CVS | Amniocentesis | |
---|---|---|
Gestational age at procedure | 10–13 weeks | 15–20 weeks |
Miscarriage rate | 1/500 | 1/500–1/800 |
Culture mosaicism | 1%–2% | 0.1% |
Turnaround time | 7–10 days | 7–14 days |
Diagnostic accuracy | >99% | >99% |
IFISH | + | + |
Karyotype | + | + |
Microarray | + | + |
Neural tube defect screening * | − | + |
* Women who undergo CVS will need to have midtrimester maternal serum screening for maternal serum alpha fetoprotein.

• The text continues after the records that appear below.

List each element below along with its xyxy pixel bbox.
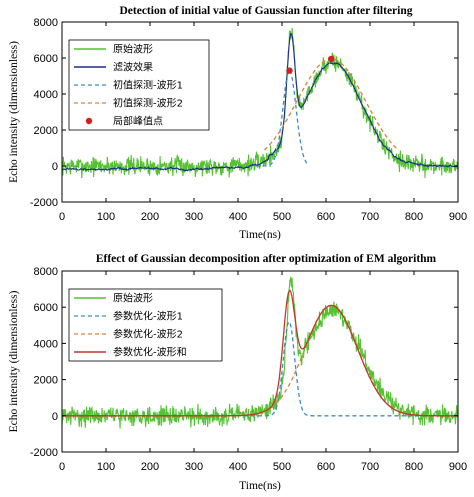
legend-label: 参数优化-波形和: [113, 346, 187, 359]
legend-label: 参数优化-波形1: [113, 310, 183, 323]
legend-item-4: 参数优化-波形和: [74, 346, 187, 359]
legend-item-3: 参数优化-波形2: [74, 328, 183, 341]
legend-box: [68, 39, 210, 131]
x-tick-label: 200: [141, 461, 159, 473]
y-axis-label: Echo intensity (dimensionless): [8, 41, 20, 183]
y-tick-label: 2000: [34, 375, 58, 387]
legend-marker: [85, 117, 93, 125]
y-tick-label: -2000: [30, 197, 58, 209]
x-tick-label: 700: [361, 211, 379, 223]
series-line-2: [62, 33, 458, 172]
x-tick-label: 100: [97, 461, 115, 473]
y-tick-label: 8000: [34, 266, 58, 278]
legend-item-1: 原始波形: [74, 43, 153, 56]
x-tick-label: 600: [317, 211, 335, 223]
legend-label: 参数优化-波形2: [113, 328, 183, 341]
x-tick-label: 500: [273, 211, 291, 223]
peak-marker-1: [286, 67, 293, 74]
series-line-3: [255, 70, 309, 167]
y-tick-label: 4000: [34, 89, 58, 101]
chart-title: Detection of initial value of Gaussian f…: [119, 5, 412, 17]
x-tick-label: 600: [317, 461, 335, 473]
peak-marker-2: [328, 55, 335, 63]
x-tick-label: 900: [449, 211, 467, 223]
plot-area: [62, 27, 458, 179]
x-tick-label: 400: [229, 211, 247, 223]
legend-label: 原始波形: [113, 43, 153, 56]
x-tick-label: 300: [185, 211, 203, 223]
y-tick-label: 0: [52, 411, 58, 423]
axes-box: [61, 21, 459, 203]
legend-label: 原始波形: [113, 292, 153, 305]
legend-label: 初值探测-波形1: [113, 79, 183, 92]
x-tick-label: 900: [449, 461, 467, 473]
x-tick-label: 500: [273, 461, 291, 473]
plot-area: [62, 276, 458, 429]
x-tick-label: 700: [361, 461, 379, 473]
legend-item-2: 滤波效果: [74, 61, 153, 74]
x-tick-label: 100: [97, 211, 115, 223]
x-tick-label: 800: [405, 211, 423, 223]
y-tick-label: -2000: [30, 447, 58, 459]
legend-label: 初值探测-波形2: [113, 97, 183, 110]
chart-panel-1: Detection of initial value of Gaussian f…: [8, 5, 467, 241]
legend-item-1: 原始波形: [74, 292, 153, 305]
y-tick-label: 6000: [34, 53, 58, 65]
legend-item-4: 初值探测-波形2: [74, 97, 183, 110]
x-axis-label: Time(ns): [239, 480, 281, 492]
y-tick-label: 8000: [34, 17, 58, 29]
y-tick-label: 6000: [34, 302, 58, 314]
y-tick-label: 4000: [34, 338, 58, 350]
x-tick-label: 0: [59, 211, 65, 223]
x-tick-label: 0: [59, 461, 65, 473]
x-tick-label: 200: [141, 211, 159, 223]
legend-item-3: 初值探测-波形1: [74, 79, 183, 92]
y-tick-label: 0: [52, 161, 58, 173]
legend-box: [68, 288, 223, 362]
chart-panel-2: Effect of Gaussian decomposition after o…: [8, 253, 467, 492]
x-tick-label: 300: [185, 461, 203, 473]
y-tick-label: 2000: [34, 125, 58, 137]
chart-title: Effect of Gaussian decomposition after o…: [96, 253, 437, 265]
legend-item-5: 局部峰值点: [85, 115, 163, 128]
y-axis-label: Echo intensity (dimensionless): [8, 290, 20, 432]
legend-label: 滤波效果: [113, 61, 153, 74]
x-axis-label: Time(ns): [239, 229, 281, 241]
series-line-4: [62, 289, 458, 417]
x-tick-label: 400: [229, 461, 247, 473]
legend-label: 局部峰值点: [113, 115, 163, 128]
series-line-4: [263, 58, 397, 151]
x-tick-label: 800: [405, 461, 423, 473]
axes-box: [61, 270, 459, 453]
legend-item-2: 参数优化-波形1: [74, 310, 183, 323]
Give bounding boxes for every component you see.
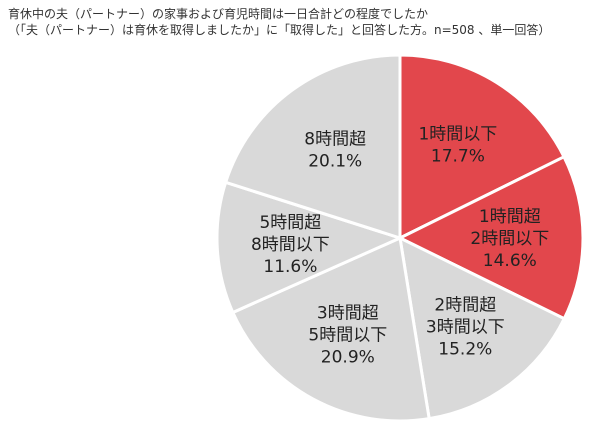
slice-value-label: 20.9% <box>321 348 375 368</box>
slice-category-label: 2時間超 <box>434 295 496 315</box>
slice-category-label: 3時間超 <box>317 304 379 324</box>
slice-label-2: 1時間超 2時間以下 14.6% <box>470 207 549 271</box>
slice-category-label: 2時間以下 <box>470 229 549 249</box>
slice-label-5: 5時間超 8時間以下 11.6% <box>251 213 330 277</box>
slice-value-label: 17.7% <box>431 147 485 167</box>
slice-value-label: 14.6% <box>483 251 537 271</box>
slice-label-6: 8時間超 20.1% <box>304 129 366 171</box>
slice-label-4: 3時間超 5時間以下 20.9% <box>308 304 387 368</box>
slice-category-label: 8時間超 <box>304 129 366 149</box>
chart-title-line-1: 育休中の夫（パートナー）の家事および育児時間は一日合計どの程度でしたか <box>8 7 429 21</box>
slice-category-label: 5時間超 <box>259 213 321 233</box>
slice-value-label: 20.1% <box>308 151 362 171</box>
pie-slice-6 <box>224 53 402 240</box>
slice-category-label: 1時間超 <box>479 207 541 227</box>
slice-category-label: 3時間以下 <box>426 317 505 337</box>
pie-slice-5 <box>215 180 402 314</box>
slice-value-label: 15.2% <box>438 339 492 359</box>
pie-slice-2 <box>398 155 585 321</box>
slice-category-label: 5時間以下 <box>308 326 387 346</box>
slice-label-1: 1時間以下 17.7% <box>418 125 497 167</box>
pie-slice-1 <box>398 53 566 240</box>
slice-category-label: 1時間以下 <box>418 125 497 145</box>
chart-title: 育休中の夫（パートナー）の家事および育児時間は一日合計どの程度でしたか （「夫（… <box>8 6 594 38</box>
slice-value-label: 11.6% <box>263 257 317 277</box>
slice-label-3: 2時間超 3時間以下 15.2% <box>426 295 505 359</box>
pie-slice-4 <box>231 236 431 423</box>
slice-category-label: 8時間以下 <box>251 235 330 255</box>
chart-subtitle: （「夫（パートナー）は育休を取得しましたか」に「取得した」と回答した方。n=50… <box>8 23 551 37</box>
pie-slice-3 <box>398 236 566 421</box>
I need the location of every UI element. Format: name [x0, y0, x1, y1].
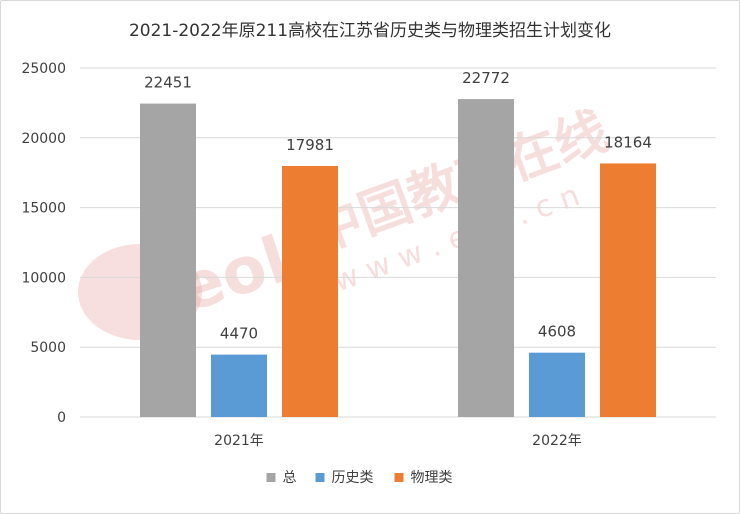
y-tick-label: 25000 [21, 61, 66, 77]
legend-swatch [394, 473, 404, 482]
data-label: 22451 [144, 74, 192, 92]
bar [600, 163, 656, 417]
data-label: 4470 [220, 325, 258, 343]
legend-label: 总 [283, 470, 297, 486]
bar [211, 354, 267, 417]
legend-swatch [315, 473, 325, 482]
y-tick-label: 0 [57, 410, 66, 426]
legend: 总 历史类 物理类 [266, 470, 453, 486]
x-axis: 2021年 2022年 [214, 433, 582, 449]
bar [140, 103, 196, 417]
data-label: 18164 [604, 133, 652, 151]
x-tick-label: 2022年 [532, 433, 582, 449]
data-label: 4608 [538, 323, 576, 341]
legend-label: 物理类 [411, 470, 453, 486]
bar [458, 99, 514, 418]
bars [140, 99, 656, 418]
bar [282, 165, 338, 417]
y-tick-label: 10000 [21, 270, 66, 286]
x-tick-label: 2021年 [214, 433, 264, 449]
data-label: 22772 [462, 69, 510, 87]
bar [529, 352, 585, 417]
data-labels: 22451 4470 17981 22772 4608 18164 [144, 69, 652, 342]
y-axis: 0 5000 10000 15000 20000 25000 [21, 61, 66, 426]
y-tick-label: 5000 [30, 340, 66, 356]
legend-label: 历史类 [332, 470, 374, 486]
y-tick-label: 20000 [21, 131, 66, 147]
y-tick-label: 15000 [21, 201, 66, 217]
legend-swatch [266, 473, 276, 482]
chart-title: 2021-2022年原211高校在江苏省历史类与物理类招生计划变化 [129, 21, 611, 41]
data-label: 17981 [286, 136, 334, 154]
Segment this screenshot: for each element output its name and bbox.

Fetal cordocentesis or percutaneous umbilical cord blood sampling (PUBS) was introduced in 1985. The ease of DNA-based testing for genetic conditions has essentially replaced PUBS as a diagnostic tool in prenatal diagnosis. Today, the sampling of fetal blood is most commonly used for the diagnosis of fetal anemia or thrombocytopenia. However, there remains rare chromosomal abnormalities identified from CVS or midtrimester amniocentesis in which PUBS is necessary to clarify the true fetal chromosome abnormality. As a therapeutic tool, it is used for in utero transfusion of blood or platelets and, rarely, for administration of antiarrhythmic medications for the treatment of fetal tachyarrhythmias. The procedure is completed under continuous ultrasound guidance with a 22-gauge spinal needle placed into the umbilical vein and can be performed beginning as early as 18 weeks’ gestation and subsequently throughout the remainder of the pregnancy. Before 18 weeks’ gestation, the fetal umbilical vein may be too small, although our group has completed a successful transfusion of a 16-week hydropic fetus due to Kell isoimmunization; in this type of urgent situation, direct transfusion into the fetal heart is also possible. Exsanguination (if the cord is lacerated), periumbilical vein hematoma in Wharton jelly, preterm rupture of membranes, preterm labor, or placental abruption are some of the complications of PUBS. The procedure requires operator expertise and the risk of the procedure is about 1%.